I can't stop my feet as they bound up the steps again and carry myself to Nate. He is ready this time, as if he knew I would do it, and he catches me around my waist as I latch myself to him. I kiss him deeply trying to push every emotion I feel for him into that kiss. The feeling of his mouth pucker under mine makes my limbs heavy.

When we pull apart from each other we are both breathing heavily. Stepping away from him, slightly embarrassed at my lack of self control, I pull the length of my skirt lower down my thighs and back away from this alluring boy.

I trip over my feet as I'm backing down the stairs and I awkwardly laugh into the night air as I fix myself and continue on my merry way.

"Goodnight," I say again.

"Goodnight." He has yet to open the door, his body angled towards me as he speaks and Hannah is practically pouncing at him to let her in.

When I'm about halfway in the yard over, he finally walks into his house, his dog pushing passed him and him feeling his way inside.
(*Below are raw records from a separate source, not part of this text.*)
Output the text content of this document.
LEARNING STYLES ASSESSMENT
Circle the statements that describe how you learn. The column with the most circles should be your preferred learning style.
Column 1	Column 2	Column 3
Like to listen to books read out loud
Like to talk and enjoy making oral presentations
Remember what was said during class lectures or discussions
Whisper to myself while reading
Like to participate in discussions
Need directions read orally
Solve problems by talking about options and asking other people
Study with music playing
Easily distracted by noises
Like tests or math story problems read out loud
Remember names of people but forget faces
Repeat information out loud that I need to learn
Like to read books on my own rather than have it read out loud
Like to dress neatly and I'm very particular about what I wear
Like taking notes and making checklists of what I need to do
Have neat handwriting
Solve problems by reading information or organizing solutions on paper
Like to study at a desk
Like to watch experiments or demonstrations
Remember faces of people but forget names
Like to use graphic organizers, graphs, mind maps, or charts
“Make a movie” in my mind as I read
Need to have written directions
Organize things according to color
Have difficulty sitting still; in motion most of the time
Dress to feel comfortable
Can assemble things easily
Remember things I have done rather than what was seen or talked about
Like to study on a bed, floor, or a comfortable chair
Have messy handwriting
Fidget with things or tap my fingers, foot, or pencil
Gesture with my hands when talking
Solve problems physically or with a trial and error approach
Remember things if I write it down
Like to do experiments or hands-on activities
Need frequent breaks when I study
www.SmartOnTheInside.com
I feel like him, blindly walking back to my house from the lovely daze of the result of his lips against mine.

It's a feeling I don't ever want to go numb to. But I am brought out of that feeling when that truck from the other night roars to life and passes down the road.

They were watching me and I know exactly who it is. My blood chills as I try my best not to let the paranoia seep it's bone crushing tendrils under my skin.

I like to think I have tough skin but there are some people who knew how to cut deep.